Smidt Heart Institute, Cedars-Sinai Medical Center, 127 S San Vicente Blvd, A3411, Los Angeles, CA 90048, USA.
Smidt Heart Institute, Cedars-Sinai Medical Center, 127 S San Vicente Blvd, A3411, Los Angeles, CA 90048, USA.
Int J Cardiol. 2024 Nov 1;414:132416. doi: 10.1016/j.ijcard.2024.132416. Epub 2024 Aug 2.
The impact of various imaging modalities on discordance/concordance between indexed aortic valve area (iAVA) and catheterization-derived mean transaortic pressure gradient (mPG) is unclear in patients with bicuspid aortic valve (BAV). This study aimed to compare iAVA measurements obtained using four different methodologies in BAV and tricuspid aortic valve (TAV) patients, using mPG as a reference standard.
We retrospectively reviewed patients who underwent comprehensive assessment of AS, including two-dimensional (2D) transthoracic echocardiography (TTE), three-dimensional (3D) transesophageal echocardiography (TEE), multidetector computed tomography (MDCT), and catheterization, at our institution between 2019 and 2022. iAVA was measured using the continuity eq. (CE) with left ventricular outflow tract area obtained by 2D TTE, 3D TEE, and MDCT, as well as planimetric 3D TEE.
Among 564 patients (64 with BAV and 500 with TAV), 64 propensity-matched pairs of patients with BAV and TAV were analyzed. iAVA led to overestimation of AS severity (BAV, 23.4%; TAV, 28.1%) and iAVA led to underestimation of AS severity (BAV, 29.3%; TAV, 16.7%), whereas iAVA and iAVA resulted in a reduction in the discordance of AS grading. A moderate correlation was observed between mPG and iAVA (BAV, r = -0.63; TAV, r = -0.68), with iAVA corresponding to the current guidelines' cutoff value (BAV, 0.58 cm/m; TAV, 0.60 cm/m). Discordance/concordance between iAVA and mPG in evaluating AS severity varies depending on the methodology and imaging modality used. The use of iAVA is valuable for reconciling the discordant AS grading in BAV patients as well as TAV.
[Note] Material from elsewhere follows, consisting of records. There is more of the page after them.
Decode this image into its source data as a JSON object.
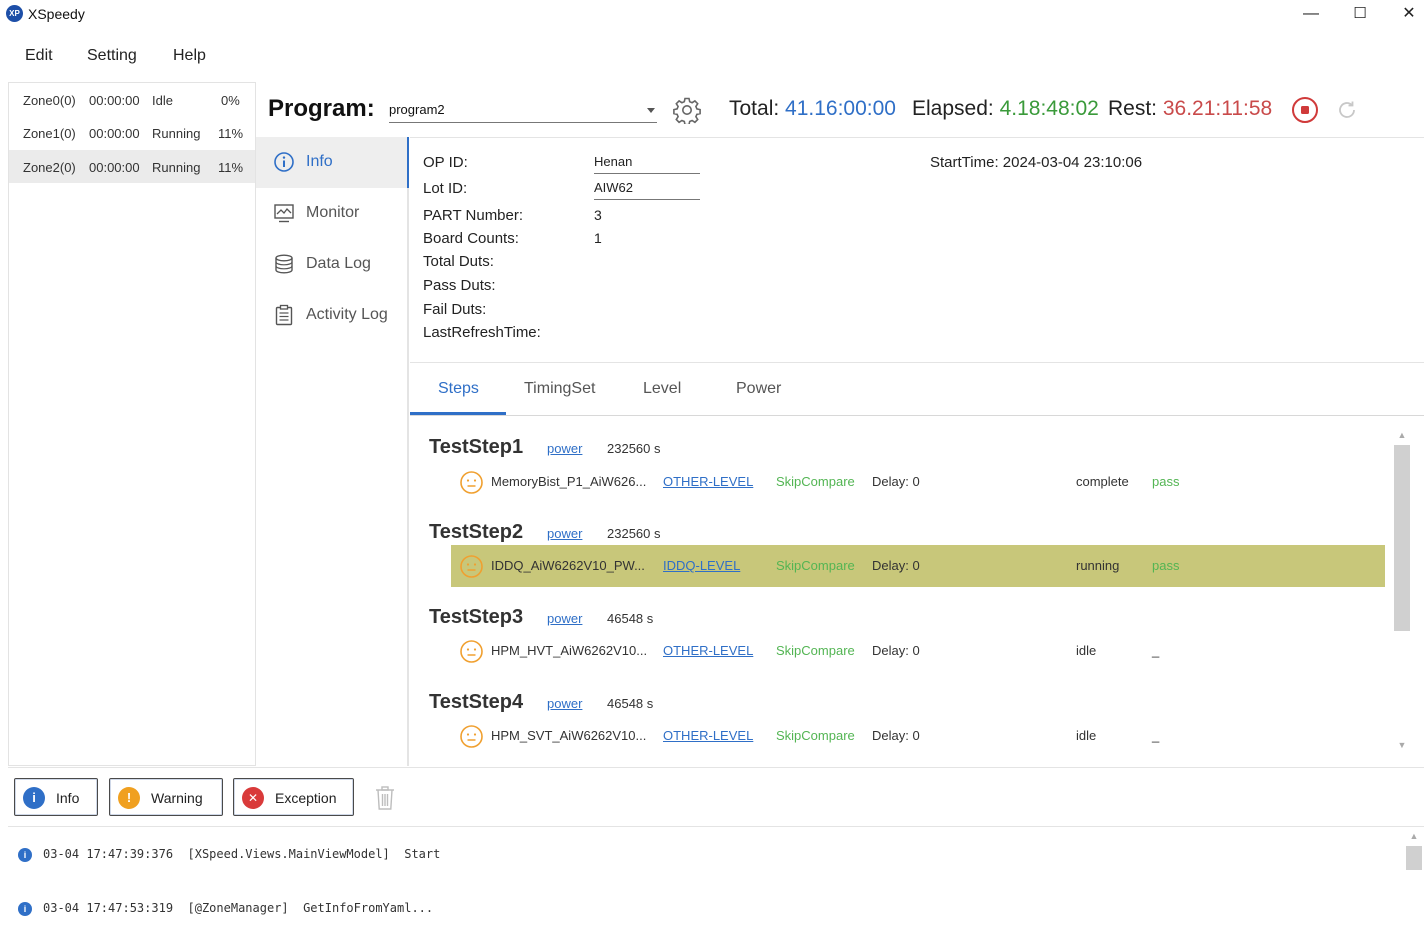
{
  "window": {
    "logo_text": "XP",
    "title": "XSpeedy",
    "minimize": "—",
    "maximize": "☐",
    "close": "✕"
  },
  "menu": [
    "Edit",
    "Setting",
    "Help"
  ],
  "zones": [
    {
      "name": "Zone0(0)",
      "time": "00:00:00",
      "status": "Idle",
      "progress": "0%"
    },
    {
      "name": "Zone1(0)",
      "time": "00:00:00",
      "status": "Running",
      "progress": "11%"
    },
    {
      "name": "Zone2(0)",
      "time": "00:00:00",
      "status": "Running",
      "progress": "11%"
    }
  ],
  "header": {
    "program_label": "Program:",
    "program_value": "program2",
    "total_label": "Total:",
    "total_value": "41.16:00:00",
    "elapsed_label": "Elapsed:",
    "elapsed_value": "4.18:48:02",
    "rest_label": "Rest:",
    "rest_value": "36.21:11:58",
    "colors": {
      "total": "#2f6fc7",
      "elapsed": "#3a9a3a",
      "rest": "#c94a4a"
    }
  },
  "nav": [
    {
      "label": "Info",
      "icon": "info-icon"
    },
    {
      "label": "Monitor",
      "icon": "monitor-icon"
    },
    {
      "label": "Data Log",
      "icon": "database-icon"
    },
    {
      "label": "Activity Log",
      "icon": "clipboard-icon"
    }
  ],
  "info": {
    "op_id_label": "OP ID:",
    "op_id_value": "Henan",
    "lot_id_label": "Lot ID:",
    "lot_id_value": "AIW62",
    "part_number_label": "PART Number:",
    "part_number_value": "3",
    "board_counts_label": "Board Counts:",
    "board_counts_value": "1",
    "total_duts_label": "Total Duts:",
    "pass_duts_label": "Pass Duts:",
    "fail_duts_label": "Fail Duts:",
    "last_refresh_label": "LastRefreshTime:",
    "start_time": "StartTime: 2024-03-04 23:10:06"
  },
  "tabs": [
    "Steps",
    "TimingSet",
    "Level",
    "Power"
  ],
  "steps": [
    {
      "title": "TestStep1",
      "power": "power",
      "time": "232560 s",
      "item": {
        "name": "MemoryBist_P1_AiW626...",
        "level": "OTHER-LEVEL",
        "skip": "SkipCompare",
        "delay": "Delay: 0",
        "state": "complete",
        "result": "pass"
      }
    },
    {
      "title": "TestStep2",
      "power": "power",
      "time": "232560 s",
      "item": {
        "name": "IDDQ_AiW6262V10_PW...",
        "level": "IDDQ-LEVEL",
        "skip": "SkipCompare",
        "delay": "Delay: 0",
        "state": "running",
        "result": "pass"
      }
    },
    {
      "title": "TestStep3",
      "power": "power",
      "time": "46548 s",
      "item": {
        "name": "HPM_HVT_AiW6262V10...",
        "level": "OTHER-LEVEL",
        "skip": "SkipCompare",
        "delay": "Delay: 0",
        "state": "idle",
        "result": "_"
      }
    },
    {
      "title": "TestStep4",
      "power": "power",
      "time": "46548 s",
      "item": {
        "name": "HPM_SVT_AiW6262V10...",
        "level": "OTHER-LEVEL",
        "skip": "SkipCompare",
        "delay": "Delay: 0",
        "state": "idle",
        "result": "_"
      }
    }
  ],
  "log_filters": [
    {
      "label": "Info",
      "icon": "info-icon",
      "glyph": "i",
      "color": "#2f6fc7"
    },
    {
      "label": "Warning",
      "icon": "warning-icon",
      "glyph": "!",
      "color": "#f0a020"
    },
    {
      "label": "Exception",
      "icon": "error-icon",
      "glyph": "✕",
      "color": "#d93a3a"
    }
  ],
  "logs": [
    "03-04 17:47:39:376  [XSpeed.Views.MainViewModel]  Start",
    "03-04 17:47:53:319  [@ZoneManager]  GetInfoFromYaml..."
  ]
}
在二叶式主动脉瓣(BAV)患者中,各种影像学方法对索引主动脉瓣面积(iAVA)与导管测量的平均跨主动脉压力梯度(mPG)之间的不匹配/匹配的影响尚不清楚。本研究旨在比较使用四种不同方法在 BAV 和三尖瓣主动脉瓣(TAV)患者中测量 iAVA,并以 mPG 作为参考标准。
我们回顾性分析了 2019 年至 2022 年在我院接受全面评估 AS 的患者,包括二维(2D)经胸超声心动图(TTE)、三维(3D)经食管超声心动图(TEE)、多排螺旋 CT(MDCT)和导管检查。使用 2D TTE、3D TEE 和 MDCT 获得的左心室流出道面积的连续方程(CE)测量 iAVA,并使用 3D TEE 进行平面测量。
在 564 例患者(64 例 BAV 和 500 例 TAV)中,分析了 64 对匹配的 BAV 和 TAV 患者。iAVA 导致 AS 严重程度高估(BAV,23.4%;TAV,28.1%)和 iAVA 导致 AS 严重程度低估(BAV,29.3%;TAV,16.7%),而 iAVA 和 iAVA 降低了 AS 分级的不匹配。mPG 与 iAVA 之间存在中度相关性(BAV,r=-0.63;TAV,r=-0.68),iAVA 对应于当前指南的截止值(BAV,0.58cm/m;TAV,0.60cm/m)。评估 AS 严重程度时,iAVA 与 mPG 之间的不匹配/匹配因方法和成像方式而异。使用 iAVA 对于协调 BAV 患者以及 TAV 的不匹配 AS 分级是有价值的。